Use this when the user needs compute to scale automatically with workload and wants guidance on CU sizing and runtime behavior.

Link: https://neon.com/docs/introduction/autoscaling.md

Scale to Zero

Use this when optimizing idle costs and discussing suspend/resume behavior, including cold-start trade-offs.

Key points:

  • Idle computes suspend automatically (default 5 minutes, configurable) (unless disabled - launch & scale plan only)
  • First query after suspend typically has a cold-start penalty (around hundreds of ms)
  • Storage remains active while compute is suspended.

Link: https://neon.com/docs/introduction/scale-to-zero.md

Instant Restore

Use this when the user needs point-in-time recovery or wants to restore data state without traditional backup restore workflows.

Key points:

  • Restore windows depend on plan limits.
  • Users can create branches from historical points-in-time.
  • Time Travel queries can be used for historical inspection workflows.

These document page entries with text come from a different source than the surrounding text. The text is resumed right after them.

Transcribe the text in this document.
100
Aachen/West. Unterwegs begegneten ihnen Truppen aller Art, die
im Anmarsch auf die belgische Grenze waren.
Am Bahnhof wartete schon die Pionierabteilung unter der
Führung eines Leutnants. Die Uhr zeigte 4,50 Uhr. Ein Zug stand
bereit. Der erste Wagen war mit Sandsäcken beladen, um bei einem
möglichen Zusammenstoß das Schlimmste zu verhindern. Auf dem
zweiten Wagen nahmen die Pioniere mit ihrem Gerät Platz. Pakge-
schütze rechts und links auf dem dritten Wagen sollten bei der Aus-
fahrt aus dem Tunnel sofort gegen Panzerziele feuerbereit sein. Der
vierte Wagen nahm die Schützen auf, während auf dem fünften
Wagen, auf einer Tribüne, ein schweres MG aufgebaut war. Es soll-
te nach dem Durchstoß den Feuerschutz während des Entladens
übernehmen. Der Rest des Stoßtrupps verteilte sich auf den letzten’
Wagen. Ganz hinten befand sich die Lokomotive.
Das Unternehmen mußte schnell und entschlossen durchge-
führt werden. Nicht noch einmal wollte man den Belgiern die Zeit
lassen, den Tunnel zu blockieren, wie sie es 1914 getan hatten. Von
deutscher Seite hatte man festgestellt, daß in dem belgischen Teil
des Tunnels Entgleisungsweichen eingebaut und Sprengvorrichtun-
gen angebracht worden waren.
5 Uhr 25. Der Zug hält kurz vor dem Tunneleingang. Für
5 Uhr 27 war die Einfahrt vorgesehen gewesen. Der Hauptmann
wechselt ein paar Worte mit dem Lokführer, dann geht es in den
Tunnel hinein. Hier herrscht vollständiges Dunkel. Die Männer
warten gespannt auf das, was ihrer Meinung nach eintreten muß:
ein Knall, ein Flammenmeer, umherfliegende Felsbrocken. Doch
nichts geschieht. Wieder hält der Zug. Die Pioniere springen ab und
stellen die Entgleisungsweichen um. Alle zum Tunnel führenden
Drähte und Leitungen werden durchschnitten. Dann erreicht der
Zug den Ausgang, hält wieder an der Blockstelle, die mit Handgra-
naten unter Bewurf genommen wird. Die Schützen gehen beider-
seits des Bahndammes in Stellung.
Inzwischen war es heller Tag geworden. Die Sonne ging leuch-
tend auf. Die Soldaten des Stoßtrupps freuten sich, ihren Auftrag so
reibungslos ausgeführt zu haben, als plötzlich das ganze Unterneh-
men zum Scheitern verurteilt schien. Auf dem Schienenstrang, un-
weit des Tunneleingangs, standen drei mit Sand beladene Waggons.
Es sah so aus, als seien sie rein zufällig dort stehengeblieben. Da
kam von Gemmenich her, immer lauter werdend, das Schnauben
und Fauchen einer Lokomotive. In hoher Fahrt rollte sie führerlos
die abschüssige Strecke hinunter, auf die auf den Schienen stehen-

Link: https://neon.com/docs/introduction/branch-restore.md

Read Replicas

Use this for read-heavy workloads where the user needs dedicated read-only compute without duplicating storage.

Key points:

  • Replicas are read-only compute endpoints sharing the same storage.
  • Creation is fast and scaling is independent from primary compute.
  • Typical use cases: analytics, reporting, and read-heavy APIs.

Link: https://neon.com/docs/introduction/read-replicas.md

Connection Pooling

Use this when the user is in serverless or high-concurrency environments and needs safe, scalable Postgres connection management.

Key points:

  • Neon pooling uses PgBouncer.
  • Add -pooler to endpoint hostnames to use pooled connections.
  • Pooling is especially important in serverless runtimes with bursty concurrency.

Link: https://neon.com/docs/connect/connection-pooling.md

IP Allow Lists

Use this when the user needs to restrict database access by trusted networks, IPs, or CIDR ranges.

Link: https://neon.com/docs/introduction/ip-allow.md

Logical Replication

Use this when integrating CDC pipelines, external Postgres sync, or replication-based data movement.

Key points:

  • Neon supports native logical replication workflows.
  • Useful for replicating to/from external Postgres systems.